The resurgence in recovery-oriented strategies

Things changed in the mid-2020s. British Columbia’s failed drug decriminalization experiment eroded public trust in harm reductionism, and the scandalous failures of safer supply—and supervised consumption sites, too—were widely publicized in the national media.1

Whereas harm reductionism was once so powerful that opponents were dismissed as anti-scientific, there is now a resurgent interest in alternative, recovery-oriented strategies.

These cultural shifts have fuelled a more fractious, but intellectually honest, national debate about how to tackle the overdose crisis. This has ruptured the institutional dominance enjoyed by harm reductionists in the addiction medicine world and allowed their previously silenced opponents to speak up.

When I first attended CSAM’s annual scientific conference two years ago, recovery-oriented critics of radical harm reductionism were not given any platforms, with the exception of one minor presentation on safer supply diversion. Their beliefs seemed clandestine and iconoclastic, despite seemingly having wide buy-in from the addiction medicine community.

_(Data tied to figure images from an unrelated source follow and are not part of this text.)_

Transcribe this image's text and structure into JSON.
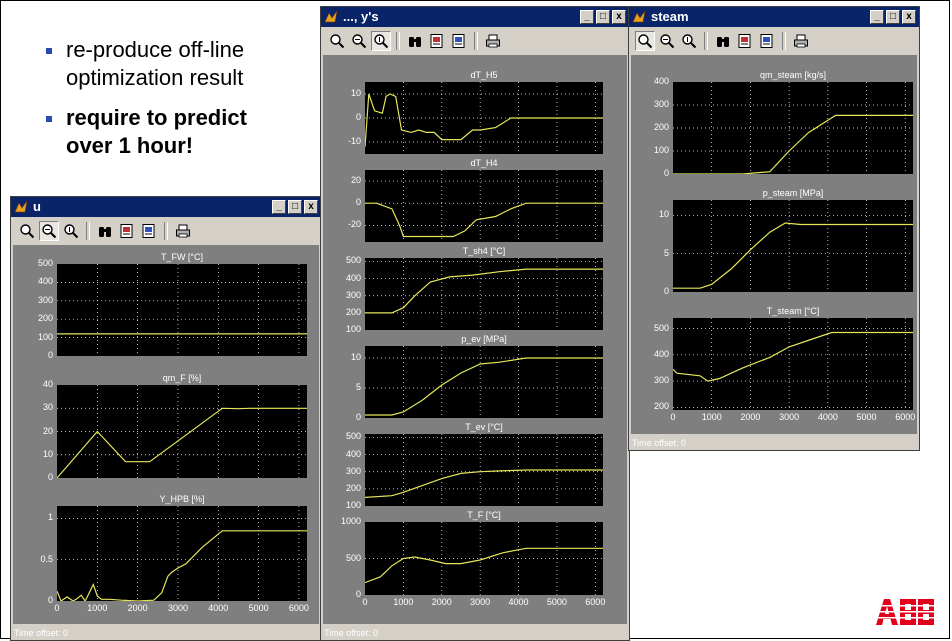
{
  "bullets": [
    {
      "text": "re-produce off-line optimization result",
      "lines": [
        "re-produce off-line",
        "optimization result"
      ],
      "bold": false
    },
    {
      "text": "require to predict over 1 hour!",
      "lines": [
        "require to predict",
        "over 1 hour!"
      ],
      "bold": true
    }
  ],
  "logo": "ABB",
  "colors": {
    "trace": "#e6e65a",
    "axes_bg": "#000000",
    "grid": "#ffffff",
    "figure_bg": "#7f7f7f",
    "titlebar": "#0a246a",
    "accent": "#2a4ab0",
    "logo": "#e2001a"
  },
  "windows": {
    "u": {
      "title": "u",
      "status": "Time offset:  0",
      "minimize": "_",
      "maximize": "□",
      "close": "x"
    },
    "ys": {
      "title": "..., y's",
      "status": "Time offset:  0",
      "minimize": "_",
      "maximize": "□",
      "close": "x"
    },
    "steam": {
      "title": "steam",
      "status": "Time offset:  0",
      "minimize": "_",
      "maximize": "□",
      "close": "x"
    }
  },
  "toolbar_icons": [
    "zoom-in-icon",
    "zoom-x-icon",
    "zoom-y-icon",
    "autoscale-binoculars-icon",
    "save-axes-icon",
    "restore-axes-icon",
    "print-icon"
  ],
  "chart_data": [
    {
      "window": "u",
      "type": "line",
      "title": "T_FW [°C]",
      "ylim": [
        0,
        500
      ],
      "yticks": [
        "500",
        "400",
        "300",
        "200",
        "100",
        "0"
      ],
      "xlim": [
        0,
        6200
      ],
      "xticks": [],
      "grid": true,
      "x": [
        0,
        6200
      ],
      "y": [
        120,
        120
      ]
    },
    {
      "window": "u",
      "type": "line",
      "title": "qm_F [%]",
      "ylim": [
        0,
        40
      ],
      "yticks": [
        "40",
        "30",
        "20",
        "10",
        "0"
      ],
      "xlim": [
        0,
        6200
      ],
      "xticks": [],
      "grid": true,
      "x": [
        0,
        1000,
        1700,
        2300,
        4100,
        4500,
        4800,
        6200
      ],
      "y": [
        0,
        20,
        7,
        7,
        30,
        29.8,
        30,
        30
      ]
    },
    {
      "window": "u",
      "type": "line",
      "title": "Y_HPB [%]",
      "ylim": [
        0,
        1.15
      ],
      "yticks": [
        "1",
        "0.5",
        "0"
      ],
      "xlim": [
        0,
        6200
      ],
      "xticks": [
        "0",
        "1000",
        "2000",
        "3000",
        "4000",
        "5000",
        "6000"
      ],
      "grid": true,
      "x": [
        0,
        100,
        250,
        400,
        500,
        600,
        700,
        800,
        900,
        1000,
        1100,
        1300,
        1600,
        2000,
        2400,
        2600,
        2750,
        2850,
        3000,
        3200,
        3600,
        4100,
        6200
      ],
      "y": [
        0.12,
        0,
        0.05,
        0,
        0.03,
        0.07,
        0,
        0.1,
        0.2,
        0.06,
        0.02,
        0.02,
        0.01,
        0,
        0.01,
        0.1,
        0.3,
        0.35,
        0.4,
        0.45,
        0.65,
        0.85,
        0.85
      ]
    },
    {
      "window": "ys",
      "type": "line",
      "title": "dT_H5",
      "ylim": [
        -15,
        15
      ],
      "yticks": [
        "10",
        "0",
        "-10"
      ],
      "xlim": [
        0,
        6200
      ],
      "xticks": [],
      "grid": true,
      "x": [
        0,
        100,
        250,
        450,
        550,
        650,
        800,
        950,
        1200,
        1400,
        1600,
        1800,
        2000,
        2500,
        2800,
        3000,
        3400,
        3800,
        4100,
        6200
      ],
      "y": [
        -12,
        10,
        3,
        2,
        9,
        10,
        9,
        -5,
        -6,
        -5,
        -6,
        -6,
        -9,
        -9,
        -5,
        -5,
        -4,
        0,
        0,
        0
      ]
    },
    {
      "window": "ys",
      "type": "line",
      "title": "dT_H4",
      "ylim": [
        -35,
        30
      ],
      "yticks": [
        "20",
        "0",
        "-20"
      ],
      "xlim": [
        0,
        6200
      ],
      "xticks": [],
      "grid": true,
      "x": [
        0,
        300,
        700,
        900,
        1000,
        1600,
        2300,
        2600,
        2900,
        3400,
        3800,
        4200,
        6200
      ],
      "y": [
        0,
        0,
        -5,
        -20,
        -30,
        -30,
        -30,
        -25,
        -15,
        -12,
        -5,
        0,
        0
      ]
    },
    {
      "window": "ys",
      "type": "line",
      "title": "T_sh4 [°C]",
      "ylim": [
        100,
        520
      ],
      "yticks": [
        "500",
        "400",
        "300",
        "200",
        "100"
      ],
      "xlim": [
        0,
        6200
      ],
      "xticks": [],
      "grid": true,
      "x": [
        0,
        700,
        1000,
        1300,
        1700,
        2200,
        2800,
        3500,
        4200,
        6200
      ],
      "y": [
        200,
        200,
        230,
        300,
        380,
        410,
        420,
        440,
        455,
        455
      ]
    },
    {
      "window": "ys",
      "type": "line",
      "title": "p_ev [MPa]",
      "ylim": [
        0,
        12
      ],
      "yticks": [
        "10",
        "5",
        "0"
      ],
      "xlim": [
        0,
        6200
      ],
      "xticks": [],
      "grid": true,
      "x": [
        0,
        700,
        1000,
        1500,
        2000,
        2500,
        3000,
        3500,
        4200,
        6200
      ],
      "y": [
        0.5,
        0.5,
        1,
        3,
        5.5,
        7.5,
        9,
        9.3,
        10,
        10
      ]
    },
    {
      "window": "ys",
      "type": "line",
      "title": "T_ev [°C]",
      "ylim": [
        100,
        520
      ],
      "yticks": [
        "500",
        "400",
        "300",
        "200",
        "100"
      ],
      "xlim": [
        0,
        6200
      ],
      "xticks": [],
      "grid": true,
      "x": [
        0,
        700,
        1000,
        1500,
        2000,
        2500,
        3000,
        3500,
        4200,
        6200
      ],
      "y": [
        150,
        160,
        180,
        220,
        260,
        290,
        300,
        305,
        310,
        310
      ]
    },
    {
      "window": "ys",
      "type": "line",
      "title": "T_F [°C]",
      "ylim": [
        0,
        1000
      ],
      "yticks": [
        "1000",
        "500",
        "0"
      ],
      "xlim": [
        0,
        6200
      ],
      "xticks": [
        "0",
        "1000",
        "2000",
        "3000",
        "4000",
        "5000",
        "6000"
      ],
      "grid": true,
      "x": [
        0,
        400,
        700,
        1000,
        1300,
        1700,
        2100,
        2500,
        3000,
        3600,
        4200,
        6200
      ],
      "y": [
        170,
        250,
        400,
        500,
        520,
        480,
        430,
        430,
        480,
        580,
        640,
        640
      ]
    },
    {
      "window": "steam",
      "type": "line",
      "title": "qm_steam [kg/s]",
      "ylim": [
        0,
        400
      ],
      "yticks": [
        "400",
        "300",
        "200",
        "100",
        "0"
      ],
      "xlim": [
        0,
        6200
      ],
      "xticks": [],
      "grid": true,
      "x": [
        0,
        1800,
        2500,
        3000,
        3500,
        4200,
        6200
      ],
      "y": [
        0,
        0,
        10,
        100,
        180,
        255,
        255
      ]
    },
    {
      "window": "steam",
      "type": "line",
      "title": "p_steam [MPa]",
      "ylim": [
        0,
        12
      ],
      "yticks": [
        "10",
        "5",
        "0"
      ],
      "xlim": [
        0,
        6200
      ],
      "xticks": [],
      "grid": true,
      "x": [
        0,
        700,
        1000,
        1500,
        2000,
        2500,
        2900,
        3300,
        3800,
        6200
      ],
      "y": [
        0.5,
        0.5,
        1,
        3,
        5.5,
        7.8,
        9,
        8.8,
        8.8,
        8.8
      ]
    },
    {
      "window": "steam",
      "type": "line",
      "title": "T_steam [°C]",
      "ylim": [
        190,
        540
      ],
      "yticks": [
        "500",
        "400",
        "300",
        "200"
      ],
      "xlim": [
        0,
        6200
      ],
      "xticks": [
        "0",
        "1000",
        "2000",
        "3000",
        "4000",
        "5000",
        "6000"
      ],
      "grid": true,
      "x": [
        0,
        100,
        700,
        900,
        1200,
        1800,
        2500,
        3000,
        3600,
        4100,
        6200
      ],
      "y": [
        345,
        330,
        320,
        300,
        310,
        350,
        390,
        430,
        460,
        485,
        485
      ]
    }
  ]
}
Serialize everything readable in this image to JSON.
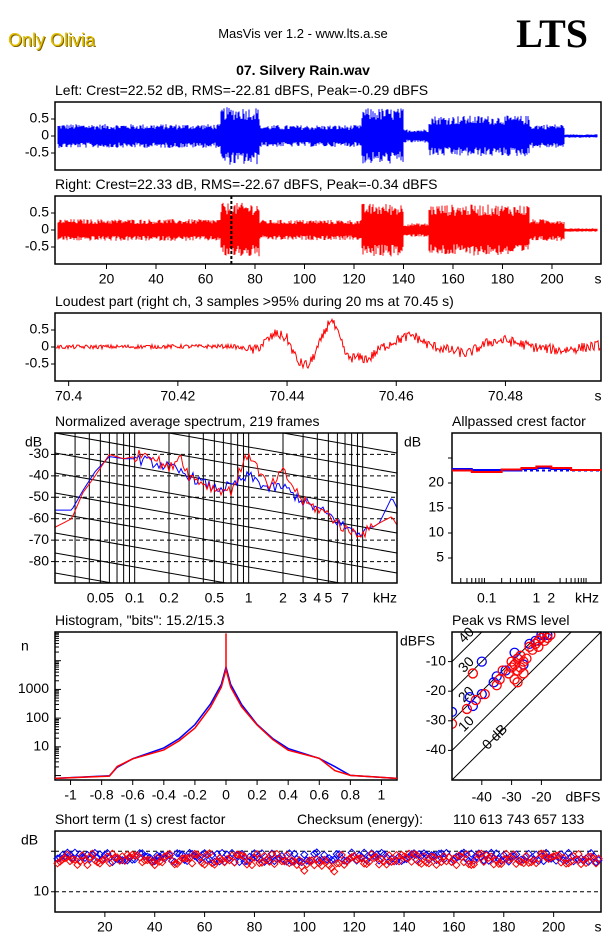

While vigorous criticism of harm reductionism was not a major feature of this year’s conference, there was open recognition that legitimate opposition to the movement existed. One major presentation, given by Dr. Didier Jutras-Aswad, explicitly cited safer supply and involuntary treatment as two foci of contention, and encouraged harm reductionists and recovery-oriented experts to grab coffee with one another so that they might foster some sense of mutual understanding.2

Is this change enough?

While CSAM should be commended for encouraging cross-ideological dialogue, its efforts, in this respect, were also superficial and vague. They chose to play it safe, and much was left unsaid and unexplored.

Two addiction medicine doctors I spoke with at the conference—both of whom were critics of safer supply and asked for anonymity—were nonplussed. “You can feel the tension in the air,” said one, who likened the conference to an awkward family dinner where everyone has tacitly agreed to ignore a recent feud. “Reconciliation requires truth,” said the other.

One could also argue that the organization has taken an inconsistent approach to encouraging respectful dialogue. When recovery-oriented experts were being bullied for their views a few years ago, they were largely left on their own. Now that their side is ascendant, and harm reductionists are politically vulnerable, mutual respect is in fashion again.

When I asked to interview the organization about navigating dissension, they sent a short, unspecific statement that emphasized “evidence-based practices” and the “benefits of exploring a variety of viewpoints, and the need to constantly challenge or re-evaluate our own positions based on the available science.”

But one cannot simply appeal to “evidence-based practices” when research is contentious and vulnerable to ideological meddling or misrepresentation.

Compared to other medical disciplines, addiction medicine is highly political. Grappling with larger, non-empirical questions about the role of drug use in society has always necessitated taking a philosophical stance on social norms, and this has been especially true since harm reductionists began emphasizing the structural forces that shape and fuel drug use.

Until Canada’s addiction medicine community facilitates a more robust and open conversation about the politicization of research, and the divided—and inescapably political—nature of their work, the national debate on the overdose crisis will be shambolic. This will have negative downstream impacts on policymaking and, ultimately, people’s lives.